When Albert Johanneson stepped out on the hallowed ground of Wembley Stadium to play in the 1965 FA Cup final between Leeds United and Liverpool, not only did he make history but he also firmly positioned himself as a trailblazer for what was to follow. Although the winger and his Leeds United team lost 2-1, the South Africa-born Johanneson will forever remain in history books as the first black player to appear in the final of the world's oldest competition.
Beyond his ground-breaking in racial terms, Johanneson's story is fascinating. His path to Wembley began in 1940, when he was born in a township outside Johannesburg. A local teacher, who doubled up as a scout for Leeds, saw Johanneson play and recommended him to the club, who invited him for a three-month trial. 'Hurry Hurry', as he was fondly called by the Leeds fans, so impressed its coaching staff that he was offered a professional contract and played his first match in April 1961. He caused an immediate impact by setting up one of Jack Charlton's goals in a 2-2 draw against Swansea Town.
Johanneson went on to play close to 200 matches for Leeds, highlighted by the FA Cup final appearance, before seeing out his career at York City, for whom he scored three goals in 26 matches before retiring in 1972. Republic of Ireland international Johnny Giles, who played with Johanneson at Leeds, remembers the South African: “He was an amazing player. Really fast and had an eye for goals. But there was, unfortunately, another side to him. He kept very much to himself and struggled to come to terms with things.”
A sad ending
Sadly, Johanneson's life took a downward spiral after he finished his playing career and he succumbed to alcoholism and died, poor and alone, in a Leeds flat in 1995, aged just 55. Giles believes that Johanneson did not receive the help he would have needed to fight off his life stressors: “Today clubs are equipped to deal with those kind of situations. They have psychologists and support staff who can help players who are struggling. Sadly for Albert, that was not the case when he was playing.”
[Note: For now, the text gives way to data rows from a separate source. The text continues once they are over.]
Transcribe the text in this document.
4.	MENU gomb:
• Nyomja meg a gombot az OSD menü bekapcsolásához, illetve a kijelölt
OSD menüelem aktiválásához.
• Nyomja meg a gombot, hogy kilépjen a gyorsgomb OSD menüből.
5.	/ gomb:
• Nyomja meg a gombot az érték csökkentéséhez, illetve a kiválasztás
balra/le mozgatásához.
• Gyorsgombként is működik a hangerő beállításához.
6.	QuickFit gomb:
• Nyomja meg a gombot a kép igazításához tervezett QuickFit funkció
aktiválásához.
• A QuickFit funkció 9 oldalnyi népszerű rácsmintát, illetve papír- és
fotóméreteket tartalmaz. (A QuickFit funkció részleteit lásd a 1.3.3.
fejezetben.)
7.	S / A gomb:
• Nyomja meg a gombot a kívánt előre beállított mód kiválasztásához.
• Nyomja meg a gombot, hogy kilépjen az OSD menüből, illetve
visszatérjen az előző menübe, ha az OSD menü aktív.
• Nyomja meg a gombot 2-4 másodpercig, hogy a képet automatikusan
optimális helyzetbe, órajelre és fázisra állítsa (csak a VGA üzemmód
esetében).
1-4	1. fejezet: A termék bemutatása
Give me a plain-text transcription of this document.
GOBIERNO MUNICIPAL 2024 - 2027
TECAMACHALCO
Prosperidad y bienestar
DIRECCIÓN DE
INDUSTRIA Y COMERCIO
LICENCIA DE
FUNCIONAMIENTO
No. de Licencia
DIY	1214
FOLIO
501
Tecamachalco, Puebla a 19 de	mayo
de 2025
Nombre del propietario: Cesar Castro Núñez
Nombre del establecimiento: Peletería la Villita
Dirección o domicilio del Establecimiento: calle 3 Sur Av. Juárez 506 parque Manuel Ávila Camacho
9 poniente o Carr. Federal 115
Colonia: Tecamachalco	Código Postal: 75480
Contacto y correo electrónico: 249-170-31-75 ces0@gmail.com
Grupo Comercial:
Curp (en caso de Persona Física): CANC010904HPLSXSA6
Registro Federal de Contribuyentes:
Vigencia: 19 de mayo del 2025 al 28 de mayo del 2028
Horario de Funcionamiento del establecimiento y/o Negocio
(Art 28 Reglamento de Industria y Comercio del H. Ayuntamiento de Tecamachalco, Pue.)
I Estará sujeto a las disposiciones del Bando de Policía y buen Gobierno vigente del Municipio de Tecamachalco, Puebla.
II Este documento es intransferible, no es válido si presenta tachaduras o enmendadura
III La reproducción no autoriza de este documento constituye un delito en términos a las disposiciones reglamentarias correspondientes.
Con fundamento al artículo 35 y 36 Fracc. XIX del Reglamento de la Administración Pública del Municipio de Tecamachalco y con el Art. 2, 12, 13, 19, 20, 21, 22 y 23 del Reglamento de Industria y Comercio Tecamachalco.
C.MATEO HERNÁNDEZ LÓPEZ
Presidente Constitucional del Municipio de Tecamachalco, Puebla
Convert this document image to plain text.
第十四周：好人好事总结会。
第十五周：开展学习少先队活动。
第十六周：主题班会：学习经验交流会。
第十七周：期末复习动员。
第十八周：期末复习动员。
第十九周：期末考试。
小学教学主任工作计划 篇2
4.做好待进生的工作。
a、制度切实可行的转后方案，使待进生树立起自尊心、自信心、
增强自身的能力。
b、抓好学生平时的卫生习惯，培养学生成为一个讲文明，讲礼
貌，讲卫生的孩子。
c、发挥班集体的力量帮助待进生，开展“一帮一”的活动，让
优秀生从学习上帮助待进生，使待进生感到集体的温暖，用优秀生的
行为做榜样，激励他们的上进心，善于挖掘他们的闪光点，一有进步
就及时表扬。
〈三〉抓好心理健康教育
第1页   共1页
It is an observation that Johanneson's youngest daughter Alicia agrees with: “Were he born in a different time, we might be telling a different story. It’s easy to see how my father lost all sense of hope in the end. And that’s a hard thing for us to bear as his children, a very hard thing. It’s no secret that my father’s alcoholism has overshadowed much of his reputation as an accomplished professional footballer in England.”
There is another side to their father that Alicia and older sister Yvonne remember. The former recalled: “He had an intense love of music, which I think both Yvonne and I have inherited. His favorite type of music was country and western, but he would pretty much listen to anything except metal. He also liked reggae music quite a lot and I remember him playing a lot of Desmond Dekker and the Aces, Jimmy Cliff, Johnny Nash. He had quite an extensive record collection and a powerful stereo system.
“He was also a fan of all types of different sports, and I remember us, as a family, gathering around the television to watch tennis, cricket, and track and field events together and we’d cheer on our favorite personalities. He especially liked to watch boxing. Muhammad Ali was his favorite sports personality. He just loved him. His favorite football player was Eusebio. I think he was like a role model to him."
Alicia is disappointed that her father's memory is not being kept alive more in the country of his birth. “If you look at his stats and talk to people who saw him play, it’s obvious he was one of the good ones, one of a few South Africans who actually made it in top-tier international football at the time," she said. "Everyone looks to the English league as being one of the best and most competitive leagues in the world, and if my father was able to maintain more than a decade’s long career in it, then that has to be saying something. He he was a very humble, meek person by nature and when he was alive I guess he didn’t toot his own horn enough for people to really pay attention and care."
It is a view shared by Godfrey Gxowa. The veteran South African football official, who joined Moroka Swallows a year after the 1950 FIFA World Cup™, wonders why South Africans know so very little about Johanneson and why even less is being done to preserve his memory: “I think if he had been playing for one of the big clubs, like Swallows or Orlando Pirates, he would be a household name. He would be an icon of South African football, a legend on par with the best.”
Poignantly, one person who recognised Johanneson for what he was: Northern Irish legend George Best. The troubled icon, who fought his own demons throughout his life, once by chance happened upon Johanneson in Leeds. Best had gone there for a speaking engagement, but when he saw the South African, he decided that it was more important to offer him a meal and they spent an evening together: "Albert was quite a brave man to actually go on the pitch in the first place, wasn't he? And he went out and did it. He had a lot of skill. A nice man as well, which is, I suppose, the more important thing, isn't it? More important than anything."